9. Child Eating Behaviour

Parents are influenced, in turn, by their children’s behaviours and characteristics. Parents of preschool children have been found to adapt their controlling feeding practices in response to their child’s weight: they tend to pressure infants who are lighter and have a smaller appetite, and restrict infants with larger appetites, in particular, if they are bottle-fed [58]. Similar findings have been reported for appetitive behaviour, with parents exerting more pressure on a child who shows less interest in food and being more restrictive with a child who is very food responsive [59]. The use of food as a reward and restriction of food for health reasons with 3–5-year-old children may be responsible for a high intake of food during periods of negative emotion at 5–7 years of age [60].
Excessive control of 5–7-year-old children’s food intake may unintentionally teach children to eat palatable foods to manage negative emotions. The effects of restriction, then, differ by children’s regulatory and appetitive tendencies. Greater increases of intake in response to restriction were observed among children with lower inhibitory control who found the restricted food highly reinforcing and who had previous experience with parental use of restriction [61].

10. Food Preferences

Recognition of tastes and odours develops before birth during foetal development, as the foetus swallows amniotic fluid, which is flavoured by the mother’s diet, including aromatic compounds such as garlic, anise, and onion. There is considerable interest in prenatal programming of taste preferences as it may influence early acceptance of nutritious foods [62].
Early in life, most infants and children prefer sweet and salty flavours. Sweetness is a potent psychobiological stimulus for many animal species, particularly for humans of all ages.
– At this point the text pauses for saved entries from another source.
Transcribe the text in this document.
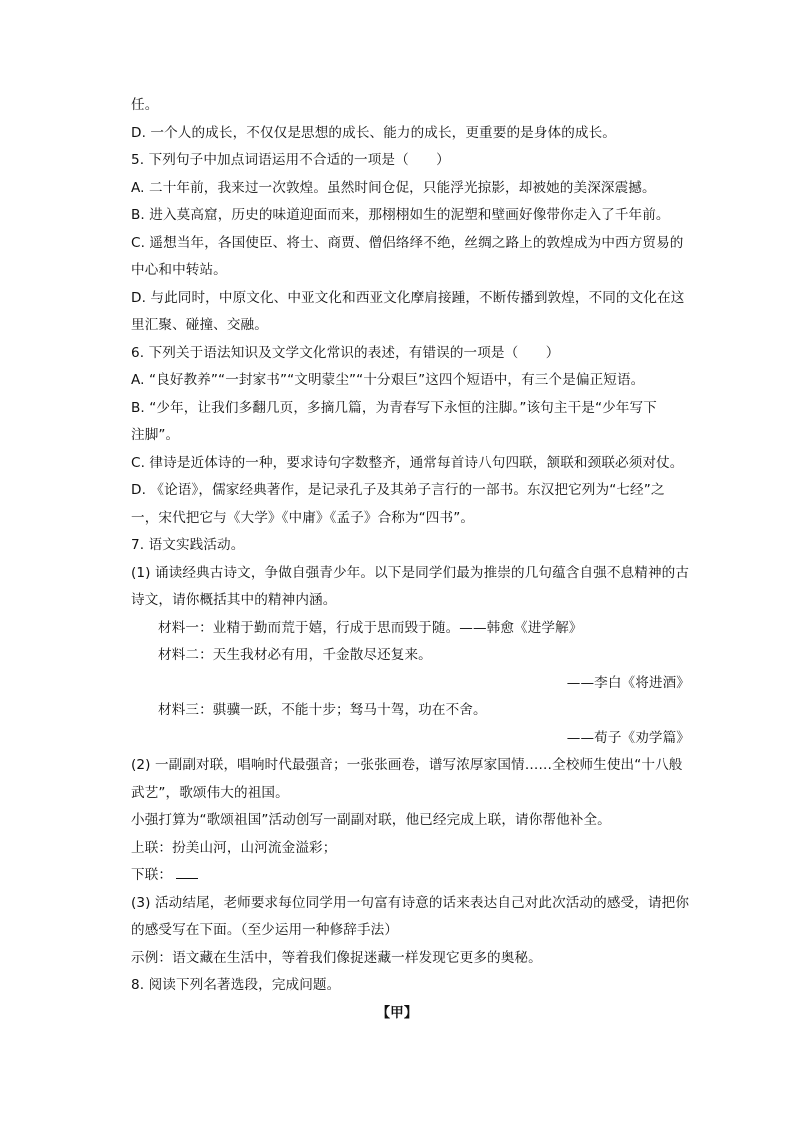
任。
D. 一个人的成长，不仅仅是思想的成长、能力的成长，更重要的是身体的成长。
5. 下列句子中加点词语运用不合适的一项是（　　）
A. 二十年前，我来过一次敦煌。虽然时间仓促，只能浮光掠影，却被她的美深深震撼。
B. 进入莫高窟，历史的味道迎面而来，那栩栩如生的泥塑和壁画好像带你走入了千年前。
C. 遥想当年，各国使臣、将士、商贾、僧侣络绎不绝，丝绸之路上的敦煌成为中西方贸易的
中心和中转站。
D. 与此同时，中原文化、中亚文化和西亚文化摩肩接踵，不断传播到敦煌，不同的文化在这
里汇聚、碰撞、交融。
6. 下列关于语法知识及文学文化常识的表述，有错误的一项是（　　）
A. “良好教养”“一封家书”“文明蒙尘”“十分艰巨”这四个短语中，有三个是偏正短语。
B. “少年，让我们多翻几页，多摘几篇，为青春写下永恒的注脚。”该句主干是“少年写下
注脚”。
C. 律诗是近体诗的一种，要求诗句字数整齐，通常每首诗八句四联，颔联和颈联必须对仗。
D. 《论语》，儒家经典著作，是记录孔子及其弟子言行的一部书。东汉把它列为“七经”之
一，宋代把它与《大学》《中庸》《孟子》合称为“四书”。
7. 语文实践活动。
(1) 诵读经典古诗文，争做自强青少年。以下是同学们最为推崇的几句蕴含自强不息精神的古
诗文，请你概括其中的精神内涵。
材料一：业精于勤而荒于嬉，行成于思而毁于随。——韩愈《进学解》
材料二：天生我材必有用，千金散尽还复来。
——李白《将进酒》
材料三：骐骥一跃，不能十步；驽马十驾，功在不舍。
——荀子《劝学篇》
(2) 一副副对联，唱响时代最强音；一张张画卷，谱写浓厚家国情……全校师生使出“十八般
武艺”，歌颂伟大的祖国。
小强打算为“歌颂祖国”活动创写一副副对联，他已经完成上联，请你帮他补全。
上联：扮美山河，山河流金溢彩；
下联：
(3) 活动结尾，老师要求每位同学用一句富有诗意的话来表达自己对此次活动的感受，请把你
的感受写在下面。（至少运用一种修辞手法）
示例：语文藏在生活中，等着我们像捉迷藏一样发现它更多的奥秘。
8. 阅读下列名著选段，完成问题。
【甲】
Sweetness clearly increases the palatability of foods and beverages, stimulating intake [63]. Bitter flavours, such as those in some vegetables, are often rejected when first experienced, but accepted with increased exposure. Perception of taste may be varying between individuals depending on variations in taste receptors genes [64]. After birth, breast-fed infants are still exposed to flavours from the maternal diet. In contrast, formula-fed infants learn to prefer its unique flavour profile and may accept, later on, a varied diet with more difficulty [64]. Regardless of early feeding mode, infants can learn through repeated exposure and dietary variety if caregivers focus on the child’s willingness to consume a food and not just the facial expressions made during feeding. Introduction to a variety of fruits and vegetables and limiting non-core food exposure from an early age are important strategies to improve later diet quality. Hetherington et al. conducted a randomized intervention study on intake and liking of vegetables with 36 mothers and infants. They tested a step-by-step exposure to vegetables, first in milk, and then in rice, during complementary feeding periods. They concluded that early exposure to vegetables in a step-by-step protocol could be successfully introduced in complementary feeding guidelines [65].
In some cultures, children are deliberately exposed to strong flavours. For example, in Mexico, they are given food flavoured with chilli peppers at gradually increasing strength. Learning to like initially unpalatable foods may be part of a process of socialization. Individual patterns of food preferences and eating behaviours emerge and differ, depending on the foods offered and on the contexts of feeding during the complementary feeding. Infants who were previously exposed to a greater variety of solid foods show fewer rejection behaviours in response to later offers of novel foods [66]. Food neophobia, the predisposition for rejecting unfamiliar or unknown foods, is a normal developmental phase, that typically peaks between 2 and 6 years of age. Children who are more neophobic tend to most commonly show lower preference for vegetables [67]. The related construct of food “fussiness” [or “pickiness”] has also been linked with lower dietary variety and quality. Fussier children, in addition to refusing new foods, often eat a very narrow range of foods [67]. Like neophobia, fussiness has been linked with decreased consumption of plant-based foods [68].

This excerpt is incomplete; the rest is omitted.